Shuttleworth: Well initially there was a lot of discussions about something that was much less visual which is how files are organized and I even blogged about it. I think actually that could be a bigger improvement in the every-day user experience of the GNOME desktop. I've been part of an increasing amount of Usability work at Canonical and I've been stunned to see that generally people don't get files and folders. They just don't get it, it's sort of broken for everybody. It's particularly broken on the Linux desktop, because every application has its own idea of where its going to put your files. Critically where this happens is if you have content that you are working on in one application and you want to access it from another application. So if something comes in as an attachment to an E-Mail and you save it and then want to open it in another application - it breaks people. It's amazing how bad that is. And we talked about this, but the community didn't pick up on this. It's certainly not as "sexy" as the visual stuff, but I think it is actually more important. Not to say that GNOME Shell isn't important, but there would have been a real opportunity. And if I look where users get stuck, it's not on window management, it's not on launching applications, it's on "Where is my stuff?".

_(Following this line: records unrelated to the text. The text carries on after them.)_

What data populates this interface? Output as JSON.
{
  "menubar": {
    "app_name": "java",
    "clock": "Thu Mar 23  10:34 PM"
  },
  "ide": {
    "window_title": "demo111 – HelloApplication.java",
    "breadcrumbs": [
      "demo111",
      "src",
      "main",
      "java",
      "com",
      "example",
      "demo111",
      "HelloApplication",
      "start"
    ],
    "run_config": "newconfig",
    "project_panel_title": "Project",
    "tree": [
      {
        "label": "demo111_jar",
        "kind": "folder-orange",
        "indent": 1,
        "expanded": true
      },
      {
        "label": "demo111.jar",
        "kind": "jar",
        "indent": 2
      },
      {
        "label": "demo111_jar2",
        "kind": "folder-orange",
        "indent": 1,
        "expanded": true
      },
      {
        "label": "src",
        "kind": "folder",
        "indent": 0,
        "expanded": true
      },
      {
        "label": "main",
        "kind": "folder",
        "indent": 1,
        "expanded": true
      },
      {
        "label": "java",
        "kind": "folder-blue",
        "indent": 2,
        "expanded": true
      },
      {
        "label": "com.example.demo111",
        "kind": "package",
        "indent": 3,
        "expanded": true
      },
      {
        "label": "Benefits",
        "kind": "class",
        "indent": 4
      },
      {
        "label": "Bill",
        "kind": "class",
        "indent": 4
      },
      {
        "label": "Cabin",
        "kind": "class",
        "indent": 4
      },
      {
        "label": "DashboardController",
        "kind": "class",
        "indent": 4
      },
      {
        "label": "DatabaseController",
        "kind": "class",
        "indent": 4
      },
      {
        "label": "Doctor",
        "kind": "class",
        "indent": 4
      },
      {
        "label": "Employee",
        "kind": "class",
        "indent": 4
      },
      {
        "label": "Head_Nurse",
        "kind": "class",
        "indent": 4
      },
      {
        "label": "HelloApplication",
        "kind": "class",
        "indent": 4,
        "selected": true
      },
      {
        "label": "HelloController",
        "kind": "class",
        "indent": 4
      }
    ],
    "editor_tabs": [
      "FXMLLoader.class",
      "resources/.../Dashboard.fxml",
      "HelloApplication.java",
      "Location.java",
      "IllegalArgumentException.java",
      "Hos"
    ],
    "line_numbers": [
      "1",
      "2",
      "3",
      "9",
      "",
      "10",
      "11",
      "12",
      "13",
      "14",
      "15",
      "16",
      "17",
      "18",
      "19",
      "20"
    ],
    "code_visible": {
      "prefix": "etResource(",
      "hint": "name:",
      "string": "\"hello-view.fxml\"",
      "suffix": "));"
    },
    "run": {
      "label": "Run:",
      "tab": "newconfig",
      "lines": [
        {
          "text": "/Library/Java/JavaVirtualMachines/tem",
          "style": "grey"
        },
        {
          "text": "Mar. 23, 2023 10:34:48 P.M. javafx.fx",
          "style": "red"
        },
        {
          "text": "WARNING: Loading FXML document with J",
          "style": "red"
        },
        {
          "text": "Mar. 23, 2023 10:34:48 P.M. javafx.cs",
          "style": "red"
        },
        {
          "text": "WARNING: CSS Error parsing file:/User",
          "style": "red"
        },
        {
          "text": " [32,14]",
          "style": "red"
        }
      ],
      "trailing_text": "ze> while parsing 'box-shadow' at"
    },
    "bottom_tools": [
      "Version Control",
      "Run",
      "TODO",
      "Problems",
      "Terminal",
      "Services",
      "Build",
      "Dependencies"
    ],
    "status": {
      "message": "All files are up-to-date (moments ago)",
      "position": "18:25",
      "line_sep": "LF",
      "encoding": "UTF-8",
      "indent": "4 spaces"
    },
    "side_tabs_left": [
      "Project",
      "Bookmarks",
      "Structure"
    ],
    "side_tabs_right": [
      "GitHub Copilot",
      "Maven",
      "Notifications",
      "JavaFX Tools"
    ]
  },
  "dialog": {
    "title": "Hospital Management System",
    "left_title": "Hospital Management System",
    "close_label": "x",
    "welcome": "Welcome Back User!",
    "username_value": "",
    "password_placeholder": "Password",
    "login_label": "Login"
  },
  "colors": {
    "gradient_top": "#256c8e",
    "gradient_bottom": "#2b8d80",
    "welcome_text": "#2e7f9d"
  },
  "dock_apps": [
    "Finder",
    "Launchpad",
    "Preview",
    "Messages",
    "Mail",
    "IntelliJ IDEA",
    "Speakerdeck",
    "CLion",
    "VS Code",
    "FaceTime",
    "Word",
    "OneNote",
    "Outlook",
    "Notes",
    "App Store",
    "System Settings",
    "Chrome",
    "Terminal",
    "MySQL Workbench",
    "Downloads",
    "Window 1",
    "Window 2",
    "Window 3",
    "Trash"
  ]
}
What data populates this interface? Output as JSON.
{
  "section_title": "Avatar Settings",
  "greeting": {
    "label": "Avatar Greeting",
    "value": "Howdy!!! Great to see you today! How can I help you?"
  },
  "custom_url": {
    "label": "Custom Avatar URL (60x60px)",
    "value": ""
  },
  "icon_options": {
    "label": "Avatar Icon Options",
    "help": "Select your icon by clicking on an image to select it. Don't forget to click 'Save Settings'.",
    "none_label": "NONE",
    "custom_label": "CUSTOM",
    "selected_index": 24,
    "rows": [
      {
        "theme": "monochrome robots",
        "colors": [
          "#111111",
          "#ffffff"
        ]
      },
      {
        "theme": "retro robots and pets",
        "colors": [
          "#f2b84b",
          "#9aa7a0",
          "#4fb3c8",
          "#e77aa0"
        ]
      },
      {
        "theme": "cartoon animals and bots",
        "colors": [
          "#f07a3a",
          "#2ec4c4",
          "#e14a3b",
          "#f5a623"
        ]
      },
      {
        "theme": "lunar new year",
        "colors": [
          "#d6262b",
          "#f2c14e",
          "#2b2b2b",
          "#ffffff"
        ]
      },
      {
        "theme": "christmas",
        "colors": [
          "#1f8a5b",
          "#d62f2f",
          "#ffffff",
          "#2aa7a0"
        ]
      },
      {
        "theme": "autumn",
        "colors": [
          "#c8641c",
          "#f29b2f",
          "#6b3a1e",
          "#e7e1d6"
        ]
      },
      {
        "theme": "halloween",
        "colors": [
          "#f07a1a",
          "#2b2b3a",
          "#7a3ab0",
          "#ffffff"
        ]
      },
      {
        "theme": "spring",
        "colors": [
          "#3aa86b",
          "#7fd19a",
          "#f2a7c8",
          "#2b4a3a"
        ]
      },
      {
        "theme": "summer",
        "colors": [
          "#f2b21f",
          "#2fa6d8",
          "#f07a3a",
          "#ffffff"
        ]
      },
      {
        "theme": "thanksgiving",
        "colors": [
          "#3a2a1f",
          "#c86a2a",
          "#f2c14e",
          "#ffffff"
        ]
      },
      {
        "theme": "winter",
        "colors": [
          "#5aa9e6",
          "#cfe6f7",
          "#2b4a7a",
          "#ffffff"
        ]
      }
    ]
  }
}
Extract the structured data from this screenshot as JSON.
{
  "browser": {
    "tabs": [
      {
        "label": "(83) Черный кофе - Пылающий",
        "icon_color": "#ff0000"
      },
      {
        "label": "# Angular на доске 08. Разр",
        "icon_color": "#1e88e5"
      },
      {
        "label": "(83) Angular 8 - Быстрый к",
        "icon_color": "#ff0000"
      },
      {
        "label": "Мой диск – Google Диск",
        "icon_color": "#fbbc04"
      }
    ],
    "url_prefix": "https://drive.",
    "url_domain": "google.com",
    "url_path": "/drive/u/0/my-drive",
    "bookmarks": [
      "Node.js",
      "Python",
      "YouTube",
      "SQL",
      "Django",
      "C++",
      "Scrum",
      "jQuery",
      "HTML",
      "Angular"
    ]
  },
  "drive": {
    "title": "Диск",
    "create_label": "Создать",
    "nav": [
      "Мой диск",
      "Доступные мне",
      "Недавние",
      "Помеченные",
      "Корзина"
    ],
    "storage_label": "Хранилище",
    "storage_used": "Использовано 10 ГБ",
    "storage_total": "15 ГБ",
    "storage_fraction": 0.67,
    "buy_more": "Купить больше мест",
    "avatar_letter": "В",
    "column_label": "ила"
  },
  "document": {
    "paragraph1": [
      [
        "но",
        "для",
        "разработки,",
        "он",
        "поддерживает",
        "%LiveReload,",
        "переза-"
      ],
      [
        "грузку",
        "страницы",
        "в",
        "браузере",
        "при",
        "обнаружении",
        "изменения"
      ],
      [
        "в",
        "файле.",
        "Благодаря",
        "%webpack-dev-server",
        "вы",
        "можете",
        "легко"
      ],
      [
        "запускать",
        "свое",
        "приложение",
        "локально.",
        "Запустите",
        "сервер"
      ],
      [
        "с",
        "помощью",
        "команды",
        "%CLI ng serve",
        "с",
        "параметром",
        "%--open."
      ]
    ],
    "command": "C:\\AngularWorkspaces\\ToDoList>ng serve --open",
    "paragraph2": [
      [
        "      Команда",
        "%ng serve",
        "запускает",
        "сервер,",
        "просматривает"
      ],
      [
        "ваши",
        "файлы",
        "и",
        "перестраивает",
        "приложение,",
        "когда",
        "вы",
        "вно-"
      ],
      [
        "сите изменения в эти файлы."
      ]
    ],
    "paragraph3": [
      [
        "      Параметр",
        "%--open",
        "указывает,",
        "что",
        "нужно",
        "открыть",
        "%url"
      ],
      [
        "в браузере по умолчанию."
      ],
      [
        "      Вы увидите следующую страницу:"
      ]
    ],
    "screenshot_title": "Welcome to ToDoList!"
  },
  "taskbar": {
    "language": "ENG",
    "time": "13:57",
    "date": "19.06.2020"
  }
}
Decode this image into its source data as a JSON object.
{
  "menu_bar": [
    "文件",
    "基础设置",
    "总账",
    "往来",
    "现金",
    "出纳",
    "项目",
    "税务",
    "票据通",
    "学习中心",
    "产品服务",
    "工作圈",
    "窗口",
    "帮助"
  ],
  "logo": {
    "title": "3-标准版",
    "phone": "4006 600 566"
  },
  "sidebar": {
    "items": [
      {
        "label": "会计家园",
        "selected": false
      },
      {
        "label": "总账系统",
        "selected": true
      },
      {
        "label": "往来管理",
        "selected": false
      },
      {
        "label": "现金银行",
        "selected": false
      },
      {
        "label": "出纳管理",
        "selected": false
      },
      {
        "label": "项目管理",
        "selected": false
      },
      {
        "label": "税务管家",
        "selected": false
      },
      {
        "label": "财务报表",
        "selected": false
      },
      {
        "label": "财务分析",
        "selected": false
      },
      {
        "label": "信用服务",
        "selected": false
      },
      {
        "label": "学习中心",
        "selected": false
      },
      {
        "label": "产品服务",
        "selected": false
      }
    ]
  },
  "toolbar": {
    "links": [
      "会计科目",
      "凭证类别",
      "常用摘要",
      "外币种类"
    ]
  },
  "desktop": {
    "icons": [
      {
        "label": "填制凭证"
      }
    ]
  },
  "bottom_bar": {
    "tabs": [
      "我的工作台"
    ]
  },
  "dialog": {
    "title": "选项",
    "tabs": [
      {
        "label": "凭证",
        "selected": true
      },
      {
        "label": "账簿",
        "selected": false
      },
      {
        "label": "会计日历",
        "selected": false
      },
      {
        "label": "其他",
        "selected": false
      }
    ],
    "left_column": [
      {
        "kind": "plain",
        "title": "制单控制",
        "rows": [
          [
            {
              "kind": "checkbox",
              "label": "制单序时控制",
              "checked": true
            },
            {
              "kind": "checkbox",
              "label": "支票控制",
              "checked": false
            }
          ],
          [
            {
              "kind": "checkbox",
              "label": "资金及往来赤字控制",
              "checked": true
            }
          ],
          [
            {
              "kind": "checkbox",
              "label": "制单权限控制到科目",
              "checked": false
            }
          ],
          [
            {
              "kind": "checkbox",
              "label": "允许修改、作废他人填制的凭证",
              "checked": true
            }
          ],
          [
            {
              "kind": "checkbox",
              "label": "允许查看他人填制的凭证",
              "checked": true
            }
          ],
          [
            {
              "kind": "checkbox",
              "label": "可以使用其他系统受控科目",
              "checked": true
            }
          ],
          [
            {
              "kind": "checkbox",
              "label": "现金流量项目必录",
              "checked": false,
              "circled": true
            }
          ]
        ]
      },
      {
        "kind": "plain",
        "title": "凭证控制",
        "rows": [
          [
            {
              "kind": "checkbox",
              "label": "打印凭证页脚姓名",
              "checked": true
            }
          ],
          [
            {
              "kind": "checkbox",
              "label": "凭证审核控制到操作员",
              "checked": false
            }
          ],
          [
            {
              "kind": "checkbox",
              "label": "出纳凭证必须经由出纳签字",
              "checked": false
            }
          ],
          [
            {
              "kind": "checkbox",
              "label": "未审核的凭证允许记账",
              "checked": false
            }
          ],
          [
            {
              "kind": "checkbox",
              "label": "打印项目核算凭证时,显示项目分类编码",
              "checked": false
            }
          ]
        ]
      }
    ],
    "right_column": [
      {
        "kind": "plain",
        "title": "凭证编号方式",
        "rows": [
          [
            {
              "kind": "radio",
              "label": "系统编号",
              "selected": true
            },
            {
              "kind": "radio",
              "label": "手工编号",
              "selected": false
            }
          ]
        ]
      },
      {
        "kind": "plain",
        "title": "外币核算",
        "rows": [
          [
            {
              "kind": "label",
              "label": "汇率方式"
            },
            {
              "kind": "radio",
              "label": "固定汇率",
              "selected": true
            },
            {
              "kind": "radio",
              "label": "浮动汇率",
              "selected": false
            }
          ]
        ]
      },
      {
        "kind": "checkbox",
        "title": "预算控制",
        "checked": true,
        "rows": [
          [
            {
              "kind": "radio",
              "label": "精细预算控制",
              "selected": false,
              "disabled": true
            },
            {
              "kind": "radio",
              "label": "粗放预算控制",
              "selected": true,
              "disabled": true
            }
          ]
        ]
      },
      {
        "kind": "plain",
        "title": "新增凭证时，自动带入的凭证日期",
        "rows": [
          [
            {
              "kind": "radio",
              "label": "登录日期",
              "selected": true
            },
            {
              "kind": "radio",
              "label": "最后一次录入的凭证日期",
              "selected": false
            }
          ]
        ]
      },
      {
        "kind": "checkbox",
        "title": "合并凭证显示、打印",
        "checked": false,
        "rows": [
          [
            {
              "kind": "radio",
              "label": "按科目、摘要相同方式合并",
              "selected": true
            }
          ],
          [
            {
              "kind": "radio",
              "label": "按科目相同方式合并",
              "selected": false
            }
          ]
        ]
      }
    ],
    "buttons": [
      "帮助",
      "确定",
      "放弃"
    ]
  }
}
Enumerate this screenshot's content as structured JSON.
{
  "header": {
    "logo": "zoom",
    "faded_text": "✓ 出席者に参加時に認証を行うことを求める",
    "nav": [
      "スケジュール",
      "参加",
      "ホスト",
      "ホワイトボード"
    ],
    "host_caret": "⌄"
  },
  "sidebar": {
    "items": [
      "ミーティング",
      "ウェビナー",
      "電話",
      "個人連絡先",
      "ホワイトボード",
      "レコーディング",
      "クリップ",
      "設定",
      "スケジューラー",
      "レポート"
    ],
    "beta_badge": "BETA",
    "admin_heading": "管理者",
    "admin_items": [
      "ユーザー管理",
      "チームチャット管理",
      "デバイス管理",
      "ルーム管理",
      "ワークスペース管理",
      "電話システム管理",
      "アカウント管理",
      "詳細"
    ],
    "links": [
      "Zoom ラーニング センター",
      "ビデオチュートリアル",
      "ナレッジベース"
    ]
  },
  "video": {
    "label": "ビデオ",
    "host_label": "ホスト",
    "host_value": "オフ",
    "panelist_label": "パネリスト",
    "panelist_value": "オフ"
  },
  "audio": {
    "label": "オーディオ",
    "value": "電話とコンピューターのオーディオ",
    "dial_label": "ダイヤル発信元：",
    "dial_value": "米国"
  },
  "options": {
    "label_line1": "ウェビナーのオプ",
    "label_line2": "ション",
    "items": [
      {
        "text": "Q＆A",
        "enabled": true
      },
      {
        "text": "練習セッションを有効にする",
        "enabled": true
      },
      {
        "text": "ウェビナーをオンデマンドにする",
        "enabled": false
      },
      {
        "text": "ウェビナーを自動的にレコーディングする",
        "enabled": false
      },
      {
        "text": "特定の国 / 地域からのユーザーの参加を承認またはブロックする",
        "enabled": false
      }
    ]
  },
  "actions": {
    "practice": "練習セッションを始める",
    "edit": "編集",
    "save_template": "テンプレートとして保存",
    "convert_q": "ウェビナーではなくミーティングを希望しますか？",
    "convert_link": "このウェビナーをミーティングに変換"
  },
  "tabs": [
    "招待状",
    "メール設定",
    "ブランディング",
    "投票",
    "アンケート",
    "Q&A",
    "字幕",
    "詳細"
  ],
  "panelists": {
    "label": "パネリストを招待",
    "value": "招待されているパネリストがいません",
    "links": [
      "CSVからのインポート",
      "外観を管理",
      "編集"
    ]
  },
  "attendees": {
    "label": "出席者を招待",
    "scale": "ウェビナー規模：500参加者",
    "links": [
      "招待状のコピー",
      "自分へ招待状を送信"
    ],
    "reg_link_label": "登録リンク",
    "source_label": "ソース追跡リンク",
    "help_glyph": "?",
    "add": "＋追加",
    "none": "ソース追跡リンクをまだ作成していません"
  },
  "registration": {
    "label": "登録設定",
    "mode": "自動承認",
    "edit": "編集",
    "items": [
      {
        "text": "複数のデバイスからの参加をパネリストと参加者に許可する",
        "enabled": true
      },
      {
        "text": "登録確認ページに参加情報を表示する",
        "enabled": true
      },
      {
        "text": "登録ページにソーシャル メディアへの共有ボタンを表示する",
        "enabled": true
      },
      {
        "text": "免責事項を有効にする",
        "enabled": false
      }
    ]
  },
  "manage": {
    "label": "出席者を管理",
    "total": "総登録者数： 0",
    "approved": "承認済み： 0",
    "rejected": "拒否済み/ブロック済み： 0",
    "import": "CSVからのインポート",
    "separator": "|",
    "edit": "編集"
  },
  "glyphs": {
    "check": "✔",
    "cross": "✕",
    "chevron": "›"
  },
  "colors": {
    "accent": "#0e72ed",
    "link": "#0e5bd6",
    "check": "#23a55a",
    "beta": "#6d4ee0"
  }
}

derStandard.at: But isn't that a problem that nobody has found a proper solution for, including Windows and Mac?
Shuttleworth: Right. It's this unsexy problem but if we get it right, it could really change the way people feel about the Linux desktop, cause people would just always have what they are looking for.
derStandard.at: How important are a good look, a nice theme for the Linux desktop?
Shuttleworth: Well first impressions count, so it's quite important. But it's been a difficult thing to engage with. In that upstream desktop technologies group, one of the engineers is an expert in theming technology. And so we are driving some improvements here, what's possible to theme, what's possible to bring in the visual experience of the applications, which is an area which is widely neglected.
derStandard.at: Same question, next year: Is there going to be a new theme for the next Ubuntu release?
Shuttleworth: Well I think it's better to stick with what you have until you have a clear vision on where you want to go, right? I know I've unfortunately said this before, so my credibility is wearing thin, we're starting to get into a position where I have more confidence in that we are able to do that and it will be an important part of future Ubuntu releases.
derStandard.at: But you're not going to stick to any release numbers?
Shuttleworth: We'll definitely have a new theme by the next LTS.